И он, не любивший Безбородку, нанесший ему немало оскорблений, всеми мерами, хотя часто безуспешно, старавшийся стереть его с лица земли, выставивший ему соперником своего угодника Моркова, - он теперь засматривал ему в глаза, готов был ему льстить. Он говорил с ним таким тоном, каким до сих пор никогда еще не говорил.
- Ради Бога, граф, на вас одна надежда, - повторил он, - только ваш ум может нас выручить!
- Напрасно так просите, ваша светлость, - с легкой саркастической усмешкой проговорил Безбородко.
"Ваша светлость" его устах, при его малороссийском выговоре, звучало как-то особенно насмешливо.
- Напрасно просите, я для императрицы и России буду стараться, но ни на что не надеюсь. Я не причастен к этому делу, и если бы вы раньше захотели меня выслушать, то я никогда бы не посоветовал такого риска.
Он отошел от Зубова и обратился к Штедингу, прося доложить королю о том, что он просит дозволения переговорить с ним.
Штединг вышел, и через минуту Густав появился в кабинете. Он, очевидно, несколько успокоился, в нем уже незаметно было недавнего бешенства.
Зубов заметил это, у него явилась слабая надежда на то, что регент успел уговорить племянника.
- Что вам угодно, граф? - обратился он к Безбородке. - Вы, верно, от императрицы? Если она согласна вычеркнуть известные статьи, я тотчас же подпишу и немедленно еду во дворец.
Но Безбородко не имел никаких полномочий, он даже не успел переговорить с государыней, Морков увлек его без всяких объяснений.
Безбородко мог только повторять королю то, что ему говорил Зубов, указывать на то, что теперь нет никакой возможности договариваться, что каждая минута промедления есть прямое оскорбление со стороны короля императрице и ее семейству.
- Подумайте о последствиях, ваше величество, - говорил Безбородко. - Может быть, действительно произошло недоразумение; но всякое недоразумение впоследствии легко выяснится в личном объяснении вашего величества с нашей государыней. Подумайте о последствиях!..
- Хорошо, - перебил его король, - если это недоразумение, которое, как вы говорите, легко может быть объяснено и улажено, я готов сейчас же ехать во дворец, пусть нас обручат. Я поверю вашему торжественному удостоверению в том, что излишние статьи будут вычеркнуты, и завтра подпишу все, что могу подписать.

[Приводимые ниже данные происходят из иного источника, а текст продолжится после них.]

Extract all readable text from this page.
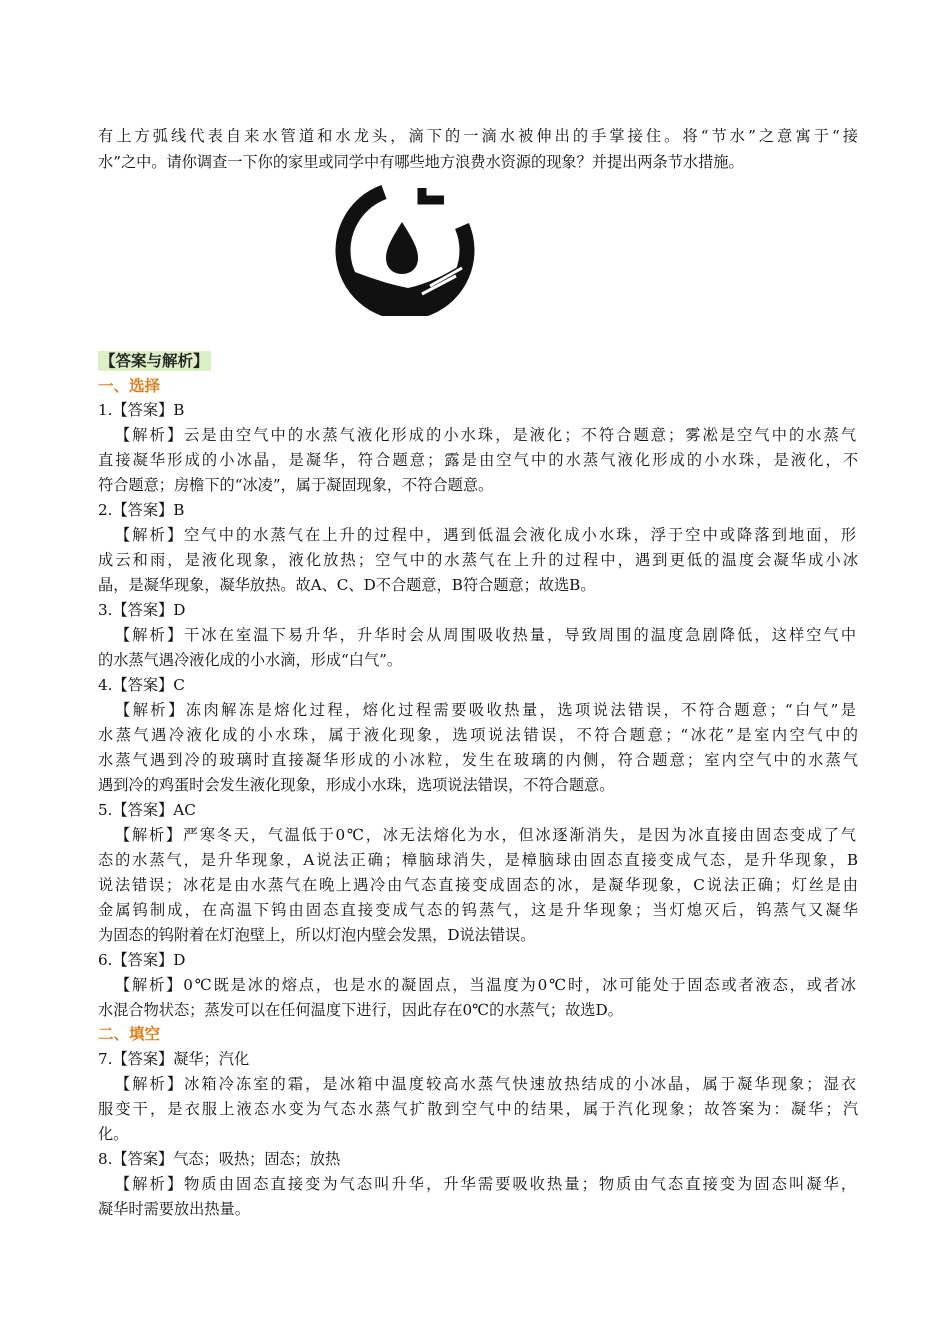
有上方弧线代表自来水管道和水龙头，滴下的一滴水被伸出的手掌接住。将“节水”之意寓于“接
水”之中。请你调查一下你的家里或同学中有哪些地方浪费水资源的现象？并提出两条节水措施。
【答案与解析】
一、选择
1.【答案】B
【解析】云是由空气中的水蒸气液化形成的小水珠，是液化；不符合题意；雾凇是空气中的水蒸气
直接凝华形成的小冰晶，是凝华，符合题意；露是由空气中的水蒸气液化形成的小水珠，是液化，不
符合题意；房檐下的“冰凌”，属于凝固现象，不符合题意。
2.【答案】B
【解析】空气中的水蒸气在上升的过程中，遇到低温会液化成小水珠，浮于空中或降落到地面，形
成云和雨，是液化现象，液化放热；空气中的水蒸气在上升的过程中，遇到更低的温度会凝华成小冰
晶，是凝华现象，凝华放热。故A、C、D不合题意，B符合题意；故选B。
3.【答案】D
【解析】干冰在室温下易升华，升华时会从周围吸收热量，导致周围的温度急剧降低，这样空气中
的水蒸气遇冷液化成的小水滴，形成“白气”。
4.【答案】C
【解析】冻肉解冻是熔化过程，熔化过程需要吸收热量，选项说法错误，不符合题意；“白气”是
水蒸气遇冷液化成的小水珠，属于液化现象，选项说法错误，不符合题意；“冰花”是室内空气中的
水蒸气遇到冷的玻璃时直接凝华形成的小冰粒，发生在玻璃的内侧，符合题意；室内空气中的水蒸气
遇到冷的鸡蛋时会发生液化现象，形成小水珠，选项说法错误，不符合题意。
5.【答案】AC
【解析】严寒冬天，气温低于0℃，冰无法熔化为水，但冰逐渐消失，是因为冰直接由固态变成了气
态的水蒸气，是升华现象，A说法正确；樟脑球消失，是樟脑球由固态直接变成气态，是升华现象，B
说法错误；冰花是由水蒸气在晚上遇冷由气态直接变成固态的冰，是凝华现象，C说法正确；灯丝是由
金属钨制成，在高温下钨由固态直接变成气态的钨蒸气，这是升华现象；当灯熄灭后，钨蒸气又凝华
为固态的钨附着在灯泡壁上，所以灯泡内壁会发黑，D说法错误。
6.【答案】D
【解析】0℃既是冰的熔点，也是水的凝固点，当温度为0℃时，冰可能处于固态或者液态，或者冰
水混合物状态；蒸发可以在任何温度下进行，因此存在0℃的水蒸气；故选D。
二、填空
7.【答案】凝华；汽化
【解析】冰箱冷冻室的霜，是冰箱中温度较高水蒸气快速放热结成的小冰晶，属于凝华现象；湿衣
服变干，是衣服上液态水变为气态水蒸气扩散到空气中的结果，属于汽化现象；故答案为：凝华；汽
化。
8.【答案】气态；吸热；固态；放热
【解析】物质由固态直接变为气态叫升华，升华需要吸收热量；物质由气态直接变为固态叫凝华，
凝华时需要放出热量。
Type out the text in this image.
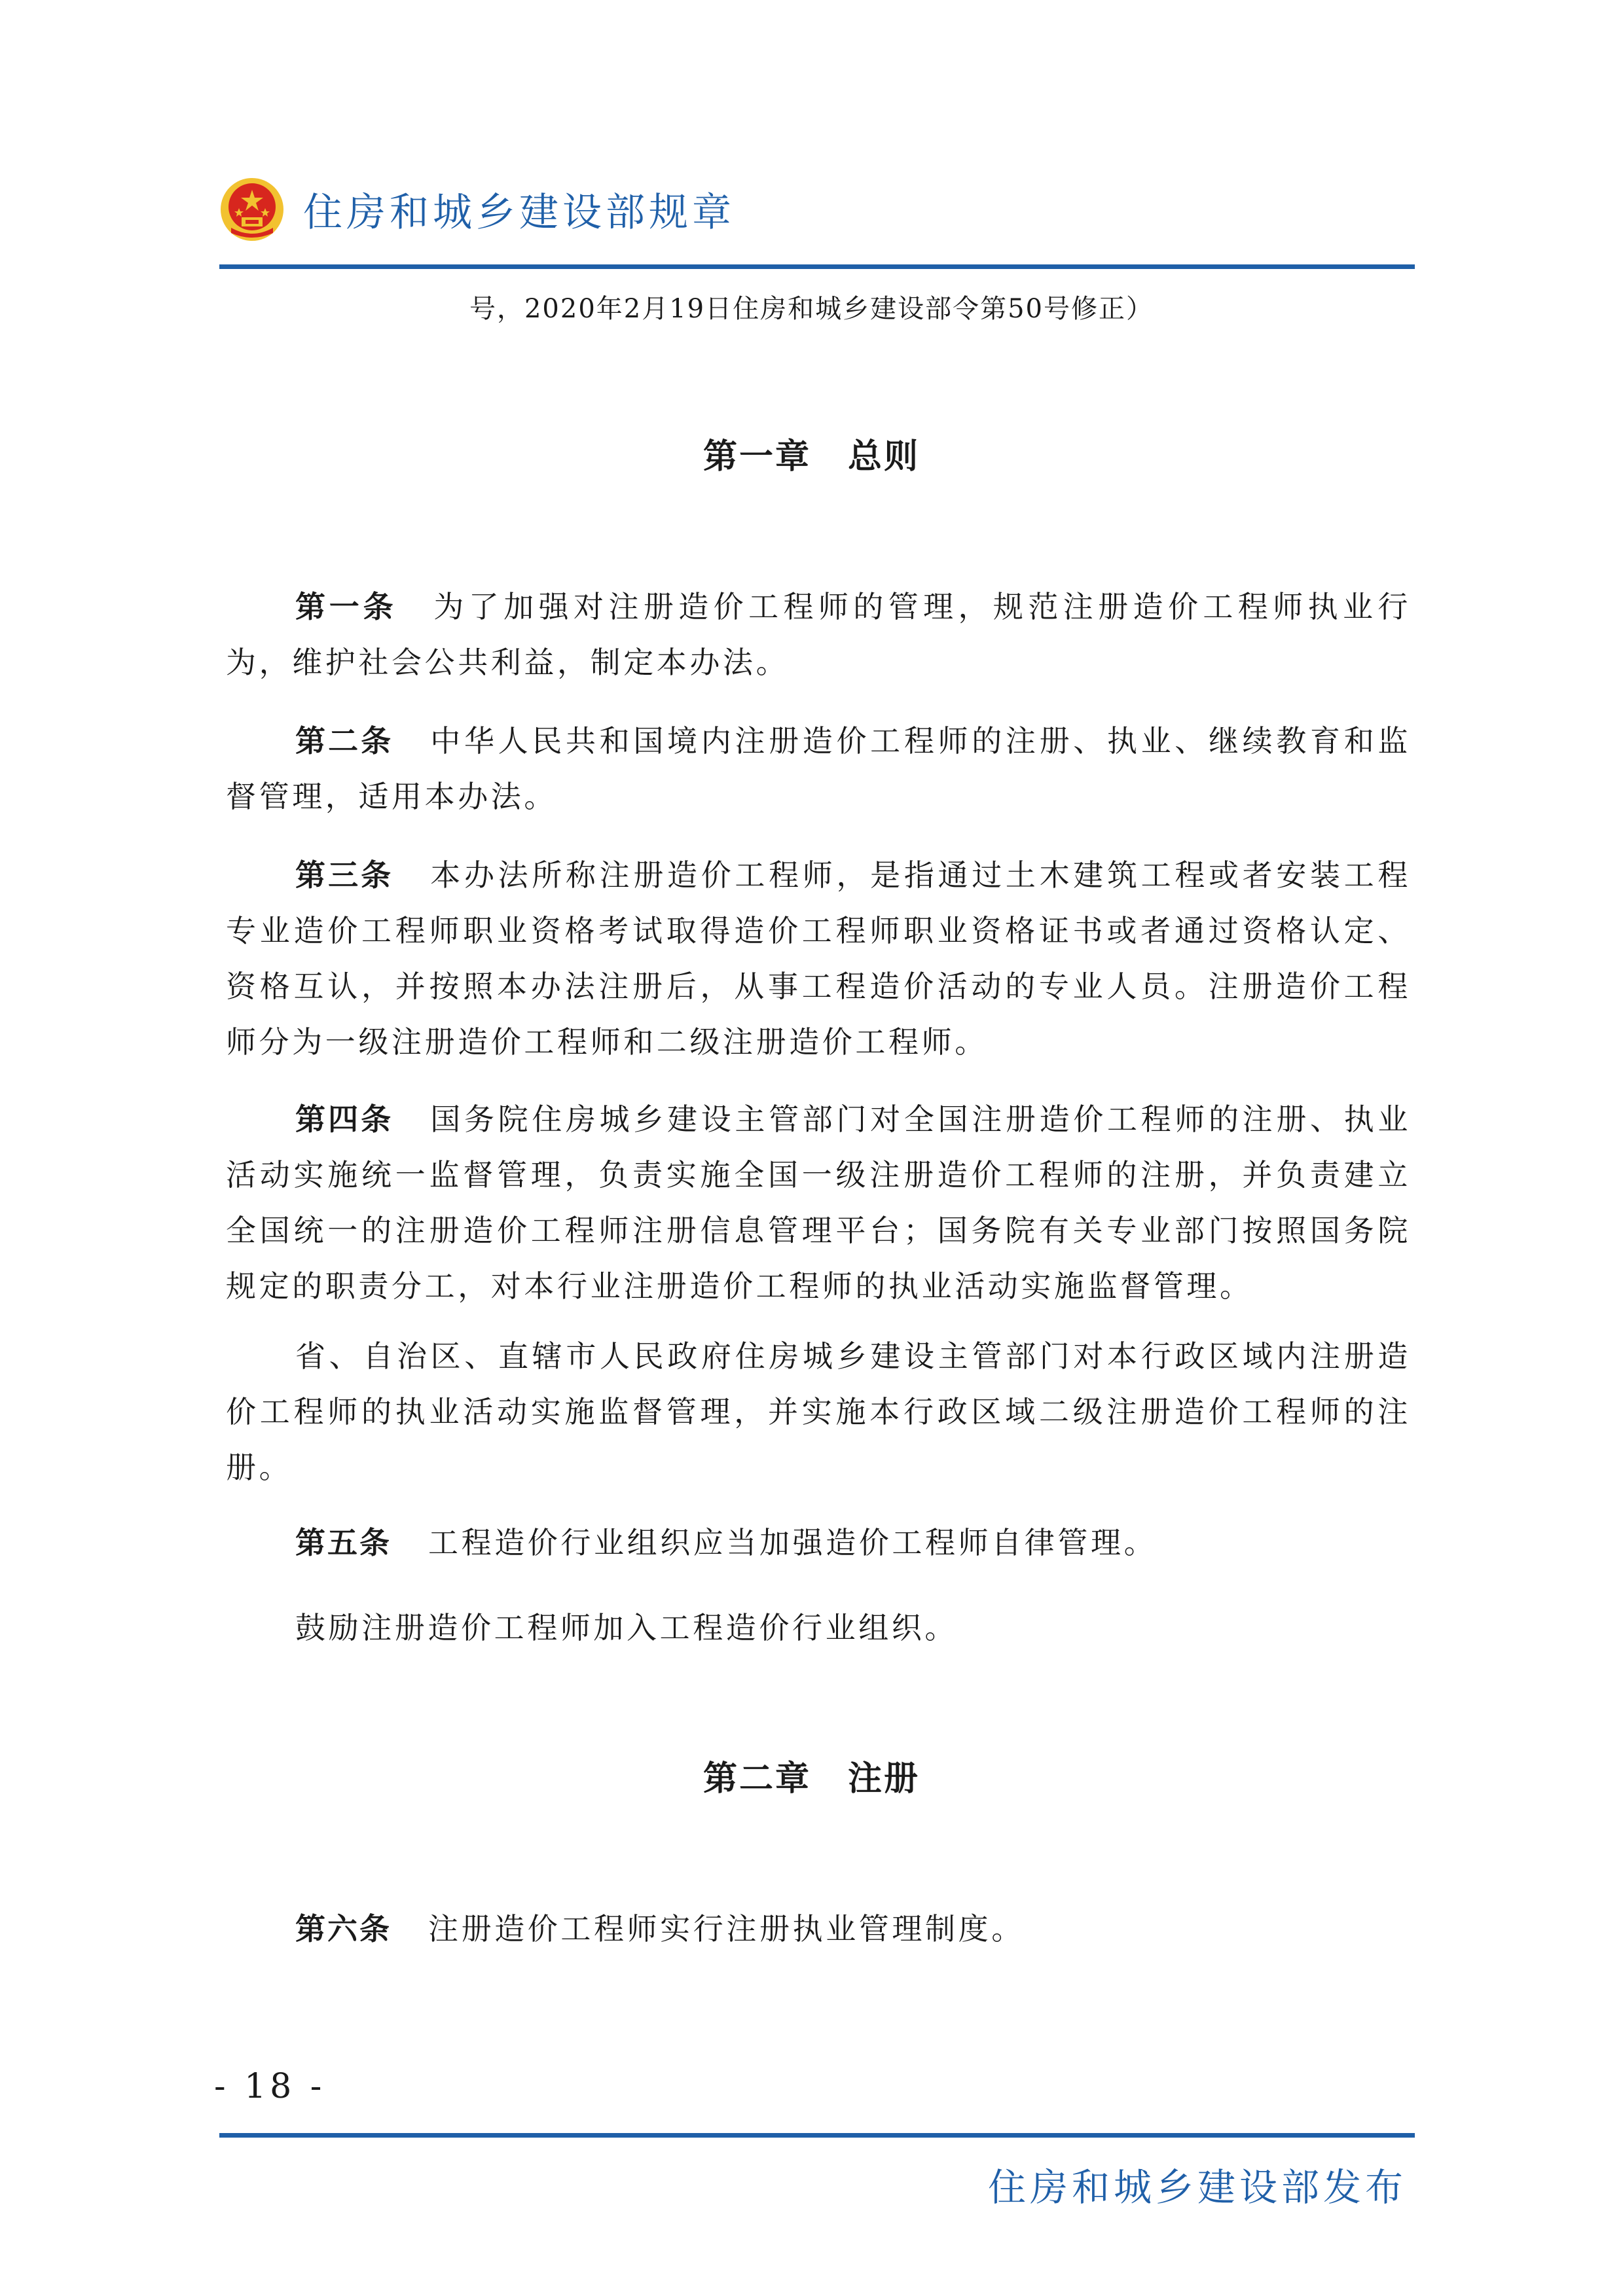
住房和城乡建设部规章
号，2020年2月19日住房和城乡建设部令第50号修正）
第一章 总则

第一条 为了加强对注册造价工程师的管理，规范注册造价工程师执业行为，维护社会公共利益，制定本办法。

第二条 中华人民共和国境内注册造价工程师的注册、执业、继续教育和监督管理，适用本办法。

第三条 本办法所称注册造价工程师，是指通过土木建筑工程或者安装工程专业造价工程师职业资格考试取得造价工程师职业资格证书或者通过资格认定、资格互认，并按照本办法注册后，从事工程造价活动的专业人员。注册造价工程师分为一级注册造价工程师和二级注册造价工程师。

第四条 国务院住房城乡建设主管部门对全国注册造价工程师的注册、执业活动实施统一监督管理，负责实施全国一级注册造价工程师的注册，并负责建立全国统一的注册造价工程师注册信息管理平台；国务院有关专业部门按照国务院规定的职责分工，对本行业注册造价工程师的执业活动实施监督管理。

省、自治区、直辖市人民政府住房城乡建设主管部门对本行政区域内注册造价工程师的执业活动实施监督管理，并实施本行政区域二级注册造价工程师的注册。

第五条 工程造价行业组织应当加强造价工程师自律管理。

鼓励注册造价工程师加入工程造价行业组织。

第二章 注册

第六条 注册造价工程师实行注册执业管理制度。

- 18 -
住房和城乡建设部发布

- Как? Обручение без подписи? Но ведь это совершенно невозможно! - невольно крикнул Зубов.
- А, вы это находите невозможным! - снова быстро багровея, проговорил король. - Вы непременно хотите моего унижения… Я не подпишу!
Он театральным жестом махнул рукою и стал быстро ходить по комнате.
Зубов умоляюще глядел на регента.
Герцог Карл подошел к племяннику и стал шепотом говорить ему:
- Мой друг, положим, вы правы, и я очень понимаю ваше негодование, но сообразите, уже два часа, как ждут вас, вы ставите всех в невероятное положение - подпишите!
И в то же время регент думал:
"Если бы я стал громко теперь доказывать, что подписать невозможно и что я, как регент, не могу допустить этого, - он бы подписал. Да мне стоит только указать ему на мое регентство, настаивать - и он подпишет. Но я прошу его подписать. Пусть все видят, что я прошу его, что я сам в отчаянии".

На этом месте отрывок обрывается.